# Crochet Amish puzzle ball



## didough (May 30, 2011)

http://www.lookatwhatimade.net/crafts/yarn/crochet-amish-puzzle-ball/


----------



## Eileenanne (Jan 1, 2013)

That looks like fun. I might have a go. Thanks for posting.

Eileenanne


----------



## Eileenanne (Jan 1, 2013)

That looks like fun. I might have a go. Thanks for posting.

Eileenanne


----------



## supergirl6116 (Apr 3, 2011)

Well, now I am intrigued and will have to give it a try! I have seen them before, but never saw a pattern. Thanks for sharing it!


----------



## siouxann (Mar 5, 2011)

That's so cool! I've never seen a crochet pattern for this before. I have one for fabric but have never made it.


----------



## Diane104 (Jan 23, 2011)

I have been looking for this! Thank you!


----------



## settermom (Dec 19, 2012)

A nice link for anyone who has never seen them before. I have made these for years for many a baby. Can't remember where I got the pattern, long ago. These can be made also with regular sewing fabric, needle and thread.


----------



## Pumpkin007 (Jan 2, 2013)

Thanks! Great stash buster. I Just have to try to make one, looks like fun.


----------



## Clelita (Jun 3, 2011)

Interesting!! I'll try it. Thanks for sharing always great patterns.


----------



## mairmie (Jun 16, 2011)

Baby is adorable. Baby`s cardi is really nice. The ball pattern is great too. The write-up is quite "un-amish" Somehow:- "As a ball it kicks some serious crochet ass" doesn`t quite sound like anything "Amish"


----------



## jberg (Mar 23, 2011)

Hi! I have made these from fabric before but have never seen a crocheted one. I must try this someday. The fabric ones are always great well-received gifts. Thanks for the post and Happy Needling. jberg


----------



## craft crazy (Mar 13, 2012)

siouxann said:


> That's so cool! I've never seen a crochet pattern for this before. I have one for fabric but have never made it.

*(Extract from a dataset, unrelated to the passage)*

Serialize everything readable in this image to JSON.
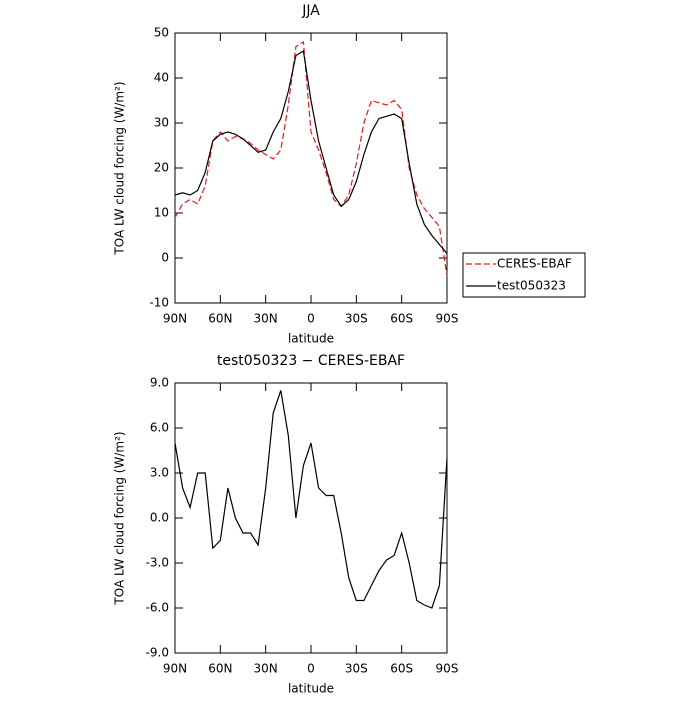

I would be interested in a link to your pattern for a fabric Amish puzzle ball. I have almost as big a fabric stash as yarn, I so hate to throw out those small bits of anything!


----------



## jberg (Mar 23, 2011)

Hi there! The pattern I have for the fabric one is from a very old Better Homes and Garden book. I bet if you search for "baby clutch ball" you could find something. If you're having trouble with it, PM me and I'll try to help out.
jberg


----------



## didough (May 30, 2011)

craft crazy said:


> I would be interested in a link to your pattern for a fabric Amish puzzle ball. I have almost as big a fabric stash as yarn, I so hate to throw out those small bits of anything!

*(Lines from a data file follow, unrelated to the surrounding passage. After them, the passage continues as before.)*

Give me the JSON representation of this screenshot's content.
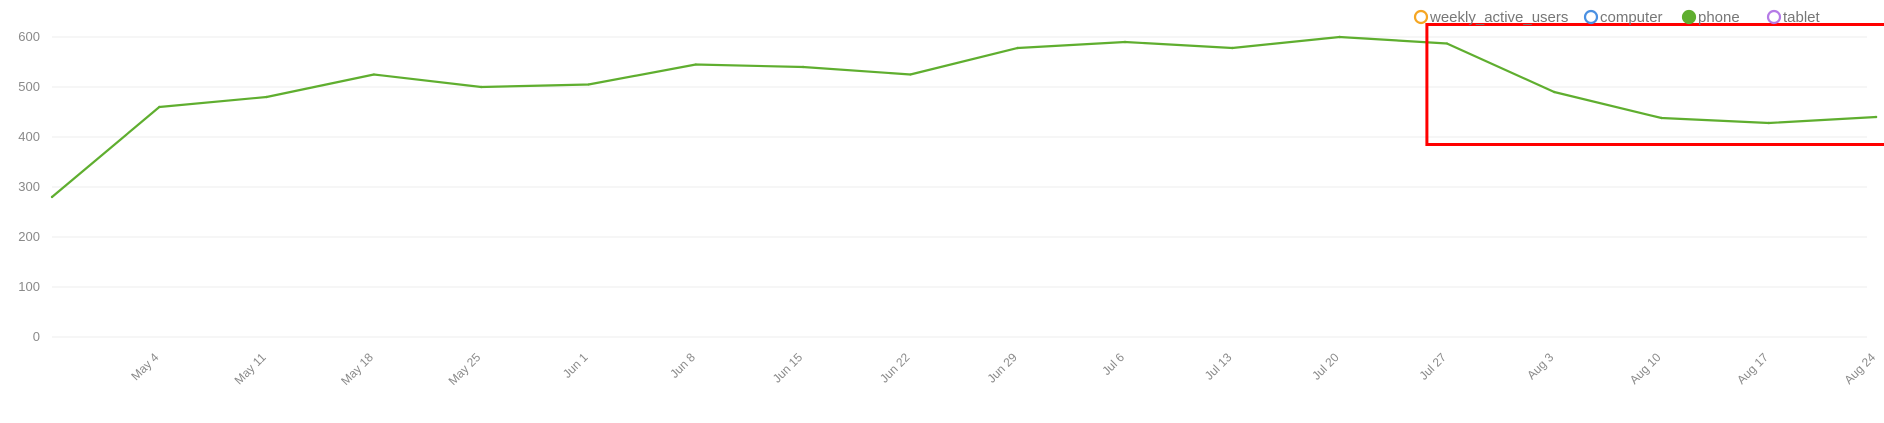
{
  "chart_data": {
    "type": "line",
    "title": "",
    "xlabel": "",
    "ylabel": "",
    "ylim": [
      0,
      600
    ],
    "yticks": [
      0,
      100,
      200,
      300,
      400,
      500,
      600
    ],
    "categories": [
      "",
      "May 4",
      "May 11",
      "May 18",
      "May 25",
      "Jun 1",
      "Jun 8",
      "Jun 15",
      "Jun 22",
      "Jun 29",
      "Jul 6",
      "Jul 13",
      "Jul 20",
      "Jul 27",
      "Aug 3",
      "Aug 10",
      "Aug 17",
      "Aug 24"
    ],
    "grid": true,
    "legend_position": "top-right",
    "legend": [
      {
        "name": "weekly_active_users",
        "color": "#F5A623",
        "filled": false
      },
      {
        "name": "computer",
        "color": "#4A90E2",
        "filled": false
      },
      {
        "name": "phone",
        "color": "#5FAE2F",
        "filled": true
      },
      {
        "name": "tablet",
        "color": "#B57BE6",
        "filled": false
      }
    ],
    "series": [
      {
        "name": "phone",
        "color": "#5FAE2F",
        "values": [
          280,
          460,
          480,
          525,
          500,
          505,
          545,
          540,
          525,
          578,
          590,
          578,
          600,
          587,
          490,
          438,
          428,
          440
        ]
      }
    ],
    "annotation": {
      "type": "highlight-box",
      "color": "#FF0000",
      "from_category": "Jul 27",
      "to_category": "Aug 24",
      "y_range": [
        385,
        625
      ]
    }
  }
}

http://www.wikihow.com/Sew-an-Amish-Puzzle-Ball


----------



## craft crazy (Mar 13, 2012)

didough said:


> http://www.wikihow.com/Sew-an-Amish-Puzzle-Ball


thank you, that was such a fast reply!


----------



## CarolBest (Sep 14, 2011)

I'll try that. It looks like fun. Thanks


----------



## run4fittness (May 22, 2011)

very interesting!


----------



## yona (Feb 7, 2011)

Thank you.


----------



## Reyna (Oct 24, 2012)

This looks very challenging! I have bookmarked it in case I am ever able to do it.


----------



## sanchezs (May 19, 2011)

I need to try the flower puzzle ball listed at the bottom of her page. That's very cute.


----------



## lookatwhatimade (May 21, 2013)

didough, thank you so much for linking to my puzzle ball (and thereby introducing me to knitting paradise)!!!

Have you seen Skillie the Crochet Turtle Puzzle? I am having a promotion until this Sunday (26 may 2013). Just thought I'd mention it in case you missed it.

Here is the link with the details:

http://www.lookatwhatimade.net/crafts/yarn/skillie-crochet-turtle-puzzle/


----------



## CarolBest (Sep 14, 2011)

lookatwhatimade said:


> didough, thank you so much for linking to my puzzle ball (and thereby introducing me to knitting paradise)!!!
> 
> Have you seen Skillie the Crochet Turtle Puzzle? I am having a promotion until this Sunday (26 may 2013). Just thought I'd mention it in case you missed it.
> 
> ...


Thank you for sharing. I like making toys. I would like to try the simplest of your patterns first. Thanks again. Carol


----------



## supergirl6116 (Apr 3, 2011)

The turtle is adorable!


----------



## lookatwhatimade (May 21, 2013)

Have you decided on one already? All the Amamani are based on the puzzle ball, so if you have made that one already, the rhino or the elephant would be the next step up.

Or you could try the free http://www.lookatwhatimade.net/crafts/yarn/crochet-kiwi-puzzle/.

One of my testers turned it into a bat by adding wings and ears and making the neck a little shorter. She has shared her alterations on my facebook page and I will soon share it on my site. x


----------



## Thea (Sep 1, 2012)

I made a similar one for my niece years ago. It was also crocheted in sections but you joined most of the sections as you crocheted and then sewed the last few as you stuffed the ball. It did not come apart as this one does. 

I would like to try this one. My best friend's daughter is expecting in October so I might add this in with her baby shower gift.


----------